Right now he is about 75 lbs underweight but is finally starting to gain weight again. For awhile, he wasn't gaining weight and thanks to the vet we found out that worms were the culprit, right now he just finished he dewormer meds and is looking much better and is feeling better too.



EDIT: Almost forgot, I upload a video of him rolling on my youtube channel, feel free to check it out youtube.com/jasondiazreptiles

----------


## llovelace

He appears to be in good hands now  :Smile:

----------

_Jyson_ (05-18-2009)

----------


## SlitherinSisters

Oh those poor babies!  :Sad:  Thank heavens you have him, he looks really good!

----------

_Jyson_ (05-18-2009)

----------


## Jyson

Thanks yall,
I am just glad that he is finally improving. Hopefully it won't take him long to get him up to weight.

----------


## frankykeno

Awww what a lovely story.  I was laughing though over your dog checking him out then bolting off so he didn't get rolled over on LOL...too cute!

----------

_Jyson_ (05-18-2009)

----------


## Jyson

> Awww what a lovely story.  I was laughing though over your dog checking him out then bolting off so he didn't get rolled over on LOL...too cute!

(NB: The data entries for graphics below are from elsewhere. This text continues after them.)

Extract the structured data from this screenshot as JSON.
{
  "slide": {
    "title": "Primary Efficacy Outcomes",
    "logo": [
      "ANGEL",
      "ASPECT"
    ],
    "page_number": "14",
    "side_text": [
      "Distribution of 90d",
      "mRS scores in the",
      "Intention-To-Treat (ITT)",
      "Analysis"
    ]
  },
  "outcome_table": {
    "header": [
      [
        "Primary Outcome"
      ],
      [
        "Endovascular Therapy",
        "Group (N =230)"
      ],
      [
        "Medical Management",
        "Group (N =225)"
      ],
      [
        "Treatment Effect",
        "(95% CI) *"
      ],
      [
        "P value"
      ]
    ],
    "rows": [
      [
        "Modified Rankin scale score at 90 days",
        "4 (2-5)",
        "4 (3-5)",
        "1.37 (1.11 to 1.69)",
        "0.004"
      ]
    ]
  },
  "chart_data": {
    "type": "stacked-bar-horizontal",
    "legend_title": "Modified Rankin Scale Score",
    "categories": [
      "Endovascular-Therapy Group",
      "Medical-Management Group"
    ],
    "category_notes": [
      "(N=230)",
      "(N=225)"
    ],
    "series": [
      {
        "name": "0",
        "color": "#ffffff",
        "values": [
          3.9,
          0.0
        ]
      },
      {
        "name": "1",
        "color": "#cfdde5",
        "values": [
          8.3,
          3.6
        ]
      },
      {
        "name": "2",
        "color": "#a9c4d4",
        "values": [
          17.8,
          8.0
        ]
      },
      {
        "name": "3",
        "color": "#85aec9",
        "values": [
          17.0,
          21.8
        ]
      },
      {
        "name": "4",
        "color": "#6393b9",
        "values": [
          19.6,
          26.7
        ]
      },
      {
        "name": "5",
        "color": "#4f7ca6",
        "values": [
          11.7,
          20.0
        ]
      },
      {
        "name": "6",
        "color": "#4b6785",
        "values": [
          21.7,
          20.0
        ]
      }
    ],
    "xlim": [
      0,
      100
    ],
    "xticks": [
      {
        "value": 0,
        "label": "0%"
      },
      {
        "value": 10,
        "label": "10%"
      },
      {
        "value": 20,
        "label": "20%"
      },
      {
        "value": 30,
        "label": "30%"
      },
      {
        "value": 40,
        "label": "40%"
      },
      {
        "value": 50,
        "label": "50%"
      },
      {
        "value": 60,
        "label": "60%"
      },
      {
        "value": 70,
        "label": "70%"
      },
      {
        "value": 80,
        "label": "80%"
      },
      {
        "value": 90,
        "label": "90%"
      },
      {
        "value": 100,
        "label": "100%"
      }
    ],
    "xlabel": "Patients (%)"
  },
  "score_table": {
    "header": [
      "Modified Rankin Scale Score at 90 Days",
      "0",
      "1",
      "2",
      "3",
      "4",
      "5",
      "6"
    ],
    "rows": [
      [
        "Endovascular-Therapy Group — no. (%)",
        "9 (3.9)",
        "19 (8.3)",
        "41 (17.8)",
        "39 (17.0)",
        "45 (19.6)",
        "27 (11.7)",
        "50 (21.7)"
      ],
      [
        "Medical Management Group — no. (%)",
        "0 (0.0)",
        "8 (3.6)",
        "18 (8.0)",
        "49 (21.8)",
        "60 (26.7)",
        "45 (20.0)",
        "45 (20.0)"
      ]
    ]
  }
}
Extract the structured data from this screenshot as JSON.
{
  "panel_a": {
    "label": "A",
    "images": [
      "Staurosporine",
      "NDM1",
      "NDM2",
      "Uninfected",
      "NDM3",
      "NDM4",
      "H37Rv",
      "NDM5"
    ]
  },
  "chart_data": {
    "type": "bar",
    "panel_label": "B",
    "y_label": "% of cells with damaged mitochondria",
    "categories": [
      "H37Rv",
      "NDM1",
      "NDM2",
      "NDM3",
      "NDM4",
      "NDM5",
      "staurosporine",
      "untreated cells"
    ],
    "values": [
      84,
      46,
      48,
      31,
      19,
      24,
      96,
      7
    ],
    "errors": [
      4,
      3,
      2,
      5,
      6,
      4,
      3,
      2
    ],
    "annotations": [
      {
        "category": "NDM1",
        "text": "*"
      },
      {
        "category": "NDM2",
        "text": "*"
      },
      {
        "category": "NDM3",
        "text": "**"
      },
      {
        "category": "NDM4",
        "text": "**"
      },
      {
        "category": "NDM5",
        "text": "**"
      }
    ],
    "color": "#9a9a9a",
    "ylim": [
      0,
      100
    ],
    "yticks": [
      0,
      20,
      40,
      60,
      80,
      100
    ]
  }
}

lol, Yeah Heidi is a goof ball ( and is now a pregnant goof ball.) I was going to do a compilation of all three of my horses rolling but I couldn't get the videos of the other two due to some stupid computer error.

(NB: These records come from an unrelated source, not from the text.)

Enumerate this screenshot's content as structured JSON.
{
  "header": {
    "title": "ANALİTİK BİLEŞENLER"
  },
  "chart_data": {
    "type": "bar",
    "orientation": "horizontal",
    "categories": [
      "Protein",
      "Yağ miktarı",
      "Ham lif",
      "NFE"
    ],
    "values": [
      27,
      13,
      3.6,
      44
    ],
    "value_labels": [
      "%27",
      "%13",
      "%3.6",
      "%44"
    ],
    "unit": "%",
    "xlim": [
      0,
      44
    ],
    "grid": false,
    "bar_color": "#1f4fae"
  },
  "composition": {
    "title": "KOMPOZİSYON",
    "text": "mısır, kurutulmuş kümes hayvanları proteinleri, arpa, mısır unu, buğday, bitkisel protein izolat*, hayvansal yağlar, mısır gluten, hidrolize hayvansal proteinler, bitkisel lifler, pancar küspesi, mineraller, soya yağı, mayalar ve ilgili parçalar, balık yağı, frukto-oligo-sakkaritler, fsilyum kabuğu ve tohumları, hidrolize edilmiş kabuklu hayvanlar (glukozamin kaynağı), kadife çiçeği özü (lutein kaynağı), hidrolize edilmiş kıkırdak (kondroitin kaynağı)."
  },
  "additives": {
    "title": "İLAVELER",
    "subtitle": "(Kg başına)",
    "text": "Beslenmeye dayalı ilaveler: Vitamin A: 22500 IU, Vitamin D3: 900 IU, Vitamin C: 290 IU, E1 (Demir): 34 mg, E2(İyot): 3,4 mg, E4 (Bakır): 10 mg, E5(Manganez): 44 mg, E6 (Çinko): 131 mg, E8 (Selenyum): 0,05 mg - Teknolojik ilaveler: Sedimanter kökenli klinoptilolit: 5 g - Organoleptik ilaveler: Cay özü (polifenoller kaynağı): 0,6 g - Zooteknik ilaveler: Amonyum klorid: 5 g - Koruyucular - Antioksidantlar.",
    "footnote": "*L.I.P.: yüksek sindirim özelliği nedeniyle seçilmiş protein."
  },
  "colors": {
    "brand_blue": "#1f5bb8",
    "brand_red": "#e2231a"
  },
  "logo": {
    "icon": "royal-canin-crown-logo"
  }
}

But anyways, I am really looking forward to the day Sunny is a cunky monkey...well not exactly, more like a good size (but not fat) cunky monkey.  :Very Happy:

----------


## Montessa Python

Does he have diahera? it seems like it?
And is he a QH, he almost has a walker look to him.
Just wondering.
Congrats!! and good luck w/ him.
I am glad you all took him in.

Carol

----------

_Jyson_ (05-18-2009)

----------


## Jyson

> Does he have diahera? it seems like it?
> And is he a QH, he almost has a walker look to him.
> Just wondering.
> Congrats!! and good luck w/ him.
> I am glad you all took him in.
> 
> Carol


Hey Carol,
Yeah he did, he had a pretty bad case of parasites, we gave him some medicine that the vet recommended and his poop is back to normal now.

We don't have any papers on him but we are thinking too that he has some walker in him. 

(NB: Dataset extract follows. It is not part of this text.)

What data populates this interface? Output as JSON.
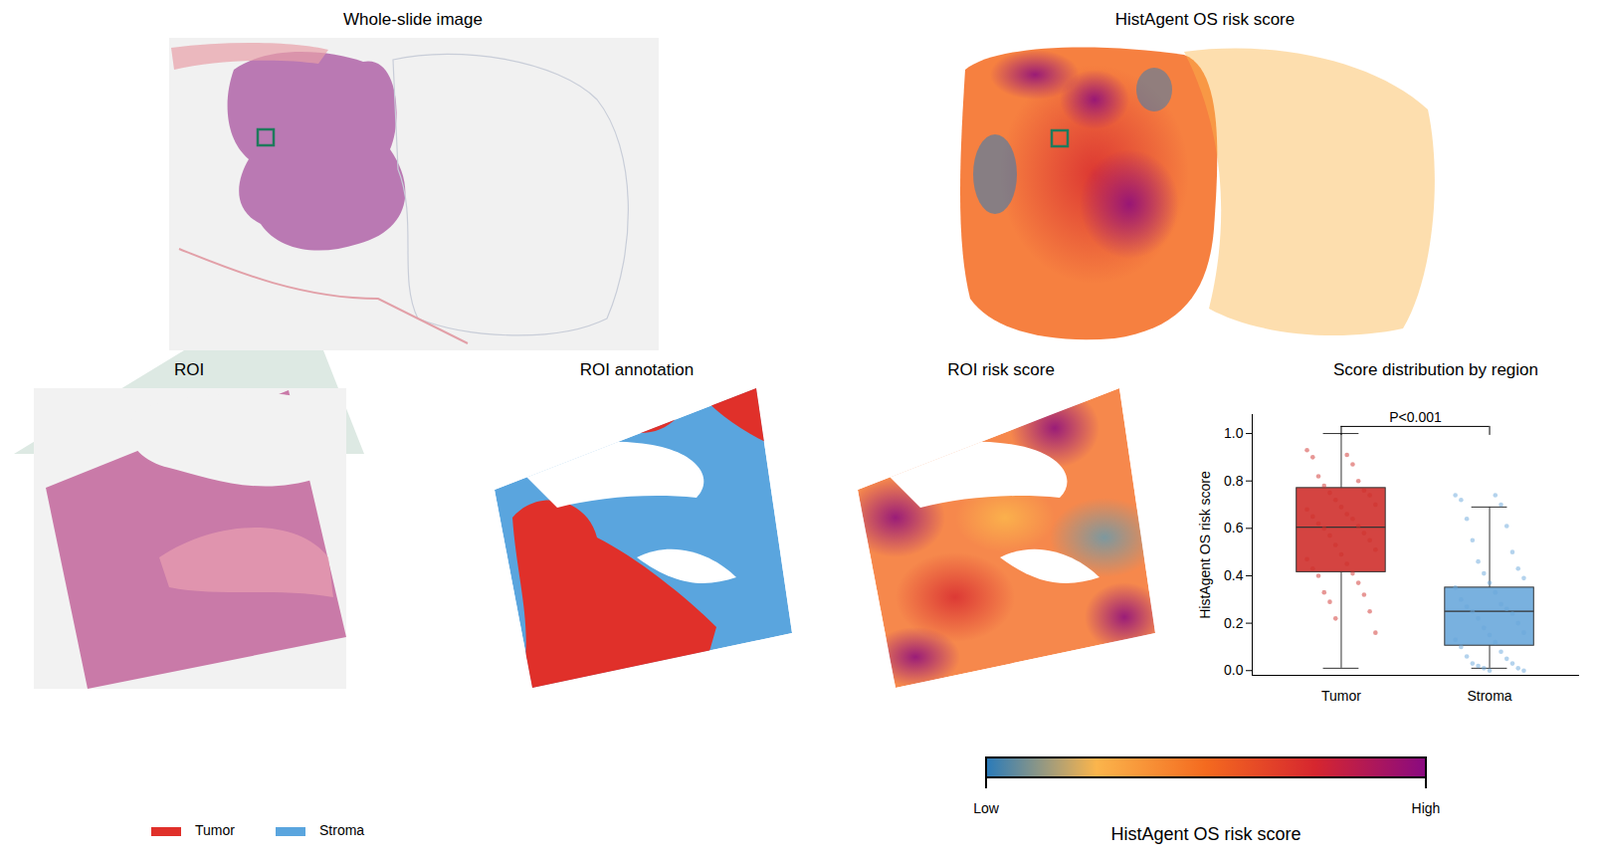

Now that he is gaining weight his attitude is changing, he is becoming more friendly and is constantly walking up to the fence to say hello when someone is outside.

----------

_Montessa Python_ (05-24-2009)

----------


## Montessa Python

Awesome!!
I am glad to know he is in the best hands he can be in!!

IF you think he is gaited.. and is broke to ride, make sure to put the saddle a bit further back then you normally would you need to free up the shoulder so if he does gait, he can.

Carol

----------